Go to the place where the work is performed, that is the Gemba walk. This does not apply just to manufacturing, but also line managers and their respective departments as well as to project management. You want to know what is going on, what could be better, go unto the work space and watch and talk with the people doing the work.
Where the work is performed, depends upon the work. For example, if you are the manager of a product testing department, the place where the work is performed is likely the lab, Go where the Hardware In the Loop (HIL) rigs and see how things are going, go to the test rooms where the environmental (hot and cold) and other stimuli (vibration) are administered to the product.

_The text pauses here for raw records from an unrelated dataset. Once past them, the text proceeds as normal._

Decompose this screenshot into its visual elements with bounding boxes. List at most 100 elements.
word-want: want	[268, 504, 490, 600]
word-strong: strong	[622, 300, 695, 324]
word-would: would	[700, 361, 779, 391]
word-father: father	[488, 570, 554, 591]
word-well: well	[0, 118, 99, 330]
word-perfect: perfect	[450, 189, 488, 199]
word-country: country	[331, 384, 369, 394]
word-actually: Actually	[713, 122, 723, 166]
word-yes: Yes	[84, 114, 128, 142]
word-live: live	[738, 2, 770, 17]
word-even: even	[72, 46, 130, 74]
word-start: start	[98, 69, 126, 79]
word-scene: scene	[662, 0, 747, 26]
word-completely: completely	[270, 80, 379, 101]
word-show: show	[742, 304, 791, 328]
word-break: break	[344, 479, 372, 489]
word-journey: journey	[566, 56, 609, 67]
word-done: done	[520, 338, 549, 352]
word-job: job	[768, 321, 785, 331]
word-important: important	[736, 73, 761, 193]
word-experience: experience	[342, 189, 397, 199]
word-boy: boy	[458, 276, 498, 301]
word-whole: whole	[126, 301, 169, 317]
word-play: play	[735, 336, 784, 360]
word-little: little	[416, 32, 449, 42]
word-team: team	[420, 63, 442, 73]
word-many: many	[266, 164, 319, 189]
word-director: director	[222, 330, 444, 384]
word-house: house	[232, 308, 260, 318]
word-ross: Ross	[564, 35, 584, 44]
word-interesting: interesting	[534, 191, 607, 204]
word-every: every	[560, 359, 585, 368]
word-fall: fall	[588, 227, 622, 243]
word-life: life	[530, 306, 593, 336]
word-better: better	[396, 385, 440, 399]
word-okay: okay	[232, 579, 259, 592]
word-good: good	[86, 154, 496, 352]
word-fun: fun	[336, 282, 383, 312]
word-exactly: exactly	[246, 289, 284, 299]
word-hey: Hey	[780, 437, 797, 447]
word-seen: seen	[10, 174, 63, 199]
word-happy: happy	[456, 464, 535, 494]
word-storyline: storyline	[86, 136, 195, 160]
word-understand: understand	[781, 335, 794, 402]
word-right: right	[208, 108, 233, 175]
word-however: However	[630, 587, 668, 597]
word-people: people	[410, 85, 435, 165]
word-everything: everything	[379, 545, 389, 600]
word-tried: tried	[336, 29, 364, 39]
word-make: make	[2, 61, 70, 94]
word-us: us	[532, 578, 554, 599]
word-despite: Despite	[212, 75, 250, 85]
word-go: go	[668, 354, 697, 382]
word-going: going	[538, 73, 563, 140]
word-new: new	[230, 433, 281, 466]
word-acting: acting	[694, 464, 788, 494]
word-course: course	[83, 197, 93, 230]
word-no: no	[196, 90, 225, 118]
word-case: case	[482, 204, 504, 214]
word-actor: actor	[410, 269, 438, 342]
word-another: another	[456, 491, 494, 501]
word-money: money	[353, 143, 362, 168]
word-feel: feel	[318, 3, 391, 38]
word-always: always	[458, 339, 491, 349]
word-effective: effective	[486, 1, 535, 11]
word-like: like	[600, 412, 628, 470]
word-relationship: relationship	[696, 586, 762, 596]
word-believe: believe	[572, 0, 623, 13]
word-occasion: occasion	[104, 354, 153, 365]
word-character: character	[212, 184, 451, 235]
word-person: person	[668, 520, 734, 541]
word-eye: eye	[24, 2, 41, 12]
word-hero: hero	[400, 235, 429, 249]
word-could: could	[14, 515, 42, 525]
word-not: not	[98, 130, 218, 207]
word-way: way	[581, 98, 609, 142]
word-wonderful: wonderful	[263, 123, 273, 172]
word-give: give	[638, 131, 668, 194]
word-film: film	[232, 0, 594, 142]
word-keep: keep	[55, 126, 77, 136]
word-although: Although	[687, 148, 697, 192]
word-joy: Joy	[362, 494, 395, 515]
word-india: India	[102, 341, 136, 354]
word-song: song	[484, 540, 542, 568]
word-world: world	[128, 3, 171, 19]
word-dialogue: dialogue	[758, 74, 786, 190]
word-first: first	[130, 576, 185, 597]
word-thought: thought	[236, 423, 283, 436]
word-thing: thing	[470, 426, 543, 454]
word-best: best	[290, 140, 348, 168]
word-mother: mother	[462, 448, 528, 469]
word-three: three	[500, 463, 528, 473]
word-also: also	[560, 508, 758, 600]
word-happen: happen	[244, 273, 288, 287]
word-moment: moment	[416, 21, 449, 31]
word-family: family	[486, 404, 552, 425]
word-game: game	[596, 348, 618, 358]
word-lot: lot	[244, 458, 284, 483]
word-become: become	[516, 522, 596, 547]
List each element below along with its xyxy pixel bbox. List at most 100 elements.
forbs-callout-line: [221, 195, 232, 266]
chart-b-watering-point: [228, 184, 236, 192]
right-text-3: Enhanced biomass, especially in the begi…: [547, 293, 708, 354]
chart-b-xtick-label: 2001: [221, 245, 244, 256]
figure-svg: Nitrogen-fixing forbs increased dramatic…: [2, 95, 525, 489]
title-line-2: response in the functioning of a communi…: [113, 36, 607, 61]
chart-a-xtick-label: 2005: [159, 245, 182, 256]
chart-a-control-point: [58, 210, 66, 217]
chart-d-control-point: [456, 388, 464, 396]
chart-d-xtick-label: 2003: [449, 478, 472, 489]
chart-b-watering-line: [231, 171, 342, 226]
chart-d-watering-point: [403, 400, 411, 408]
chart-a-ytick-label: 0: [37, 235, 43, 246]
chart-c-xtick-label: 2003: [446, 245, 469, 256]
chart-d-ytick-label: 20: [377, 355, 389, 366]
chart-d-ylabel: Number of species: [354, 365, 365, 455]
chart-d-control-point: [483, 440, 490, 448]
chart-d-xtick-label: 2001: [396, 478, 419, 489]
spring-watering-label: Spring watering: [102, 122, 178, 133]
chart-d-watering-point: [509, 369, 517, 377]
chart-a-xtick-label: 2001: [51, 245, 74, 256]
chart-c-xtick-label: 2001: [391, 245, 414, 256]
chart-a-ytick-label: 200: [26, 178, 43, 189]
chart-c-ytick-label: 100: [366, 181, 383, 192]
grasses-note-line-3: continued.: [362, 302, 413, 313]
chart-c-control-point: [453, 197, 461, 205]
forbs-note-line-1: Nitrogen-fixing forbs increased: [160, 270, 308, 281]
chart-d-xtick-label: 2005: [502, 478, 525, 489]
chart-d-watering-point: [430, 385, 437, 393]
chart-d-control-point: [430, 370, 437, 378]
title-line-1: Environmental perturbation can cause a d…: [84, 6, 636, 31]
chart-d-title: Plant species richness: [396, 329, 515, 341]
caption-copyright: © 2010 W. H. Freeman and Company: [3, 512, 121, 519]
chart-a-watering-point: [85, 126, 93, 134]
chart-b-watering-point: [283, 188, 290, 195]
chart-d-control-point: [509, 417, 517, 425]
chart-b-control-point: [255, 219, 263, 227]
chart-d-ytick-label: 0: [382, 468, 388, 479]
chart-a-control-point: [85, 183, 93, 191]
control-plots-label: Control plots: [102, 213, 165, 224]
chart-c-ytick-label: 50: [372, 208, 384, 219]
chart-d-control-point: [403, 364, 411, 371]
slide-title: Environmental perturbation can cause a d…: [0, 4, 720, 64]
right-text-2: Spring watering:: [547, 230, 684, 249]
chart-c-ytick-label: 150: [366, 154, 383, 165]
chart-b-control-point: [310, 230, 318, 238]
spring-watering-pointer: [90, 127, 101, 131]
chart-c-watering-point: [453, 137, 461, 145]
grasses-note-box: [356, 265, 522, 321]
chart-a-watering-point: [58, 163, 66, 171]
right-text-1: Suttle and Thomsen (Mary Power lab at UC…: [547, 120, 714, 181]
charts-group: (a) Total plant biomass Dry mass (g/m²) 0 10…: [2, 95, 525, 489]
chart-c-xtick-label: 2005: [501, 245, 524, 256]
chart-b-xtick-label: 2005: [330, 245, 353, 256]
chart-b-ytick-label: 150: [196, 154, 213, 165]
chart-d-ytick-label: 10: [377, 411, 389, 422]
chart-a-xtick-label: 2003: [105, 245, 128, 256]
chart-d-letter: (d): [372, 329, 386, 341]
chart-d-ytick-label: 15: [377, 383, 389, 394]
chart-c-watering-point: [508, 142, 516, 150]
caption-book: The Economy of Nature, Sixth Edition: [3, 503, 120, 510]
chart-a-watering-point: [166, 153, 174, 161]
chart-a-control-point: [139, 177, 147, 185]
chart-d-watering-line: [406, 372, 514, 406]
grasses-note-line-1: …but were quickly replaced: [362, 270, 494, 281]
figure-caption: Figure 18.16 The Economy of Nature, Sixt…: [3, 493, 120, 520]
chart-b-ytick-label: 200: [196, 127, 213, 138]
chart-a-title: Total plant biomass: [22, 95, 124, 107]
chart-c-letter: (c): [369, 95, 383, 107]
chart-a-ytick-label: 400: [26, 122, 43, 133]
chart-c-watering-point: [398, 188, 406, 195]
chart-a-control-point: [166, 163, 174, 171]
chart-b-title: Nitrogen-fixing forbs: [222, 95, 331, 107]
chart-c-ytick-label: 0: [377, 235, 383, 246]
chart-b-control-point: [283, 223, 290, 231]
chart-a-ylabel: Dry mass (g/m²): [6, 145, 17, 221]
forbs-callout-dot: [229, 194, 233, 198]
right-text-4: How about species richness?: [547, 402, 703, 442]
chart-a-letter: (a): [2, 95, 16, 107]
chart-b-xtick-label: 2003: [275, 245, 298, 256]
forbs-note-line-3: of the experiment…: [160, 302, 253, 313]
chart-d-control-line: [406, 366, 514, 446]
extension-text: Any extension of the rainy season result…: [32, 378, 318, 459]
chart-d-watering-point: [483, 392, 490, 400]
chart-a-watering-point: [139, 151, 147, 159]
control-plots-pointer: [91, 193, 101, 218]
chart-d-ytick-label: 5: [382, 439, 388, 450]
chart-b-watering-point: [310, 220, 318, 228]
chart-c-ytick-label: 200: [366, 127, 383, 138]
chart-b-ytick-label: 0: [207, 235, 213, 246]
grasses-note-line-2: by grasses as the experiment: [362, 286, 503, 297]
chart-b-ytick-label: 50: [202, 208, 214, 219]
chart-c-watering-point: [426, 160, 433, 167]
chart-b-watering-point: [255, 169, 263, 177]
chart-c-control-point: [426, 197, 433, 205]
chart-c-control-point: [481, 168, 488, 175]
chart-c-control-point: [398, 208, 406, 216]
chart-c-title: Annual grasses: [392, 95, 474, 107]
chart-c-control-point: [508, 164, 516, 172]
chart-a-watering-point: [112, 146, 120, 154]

Learn how this work is actually being done. Ask questions about how the work is going. What sort of things are difficult and why? What can we do to make the work easier to accomplish, quicker, in general better?
If we are a project manager, we will want to visit our project team, ideally that team would be co-located so it is possible to visit with either the entire team. Talk with the team in the space where they are performing the work on behalf of the project to achieve the objectives. Visit where the requirements are being learned and gathered, is there difficulty in the process, are there risks associated with uncovering the expectations of the product?
If your team is manufacturing, then the place where the work is accomplished is the manufacturing line. Therefore, you will need to spend time on the manufacturing line, watching the work, talking with those most close to the work. Ask questions about the processes that the staff are using to accomplish the work, perhaps see if we are actually performing the work according to the defined process. I have friends in manufacturing that spend considerable amount of time on the factory floor, watching the work, asking people about how the work is done, and checking for new ideas for how to accomplish the work with greater ease an better quality or less variation. Make no mistake however, this is not a social visit, to that end, there are a few steps we want to follow;
- Write down questions you think you may want to ask – for example, perhaps you have looked at data from the work that suggests the company would benefit from this being more quickly executed or of a better quality. However, don’t be wed to this, look for opportunities that may arise out of the exchanges with the people.
- In your exchanges with those doing the work, share what you know and your experiences as well. This should be an exchange and not an interrogation.
- Talk with those that are doing the work, so they understand what you are working to achieve. The objective of this exploration should be known, without knowing that, it is not possible to pull people together to meet the goals of the organization. This is an opportunity to explore mental models.
- Take notes, do not forget why you are there. You are seeking to make things better, to improve the work space, you should take notes, action items, of things being explored. This is much like a meeting in that regard, we need action items and notes to drive actions and as part of setting up the schedule.
The Gemba walk is also a good opportunity to connect with the staff in the context of the work, not just look at it from a perspective of the work, but an opportunity to express gratitude for the application of their skill, talent, and effort on behalf of the organization. Showing interest in the work of another, even if you are not seeking to change the work, or find a better way to do the work, can be seen as a demonstration of the value of that work. Specifically, would we take time out of our busy work day to inquire into things about which we do not give one care? Not likely.
The point to the Gemba walk is to understand how the work is undertaken, to uncover problem areas and evoke improvements to how the work gets accomplished. It is important to know that this technique does not apply solely to manufacturing. Walking around where the work is done can help, but you have to make the most of the opportunity, and therefore will require some measure of discipline coupled personal and individual engagement.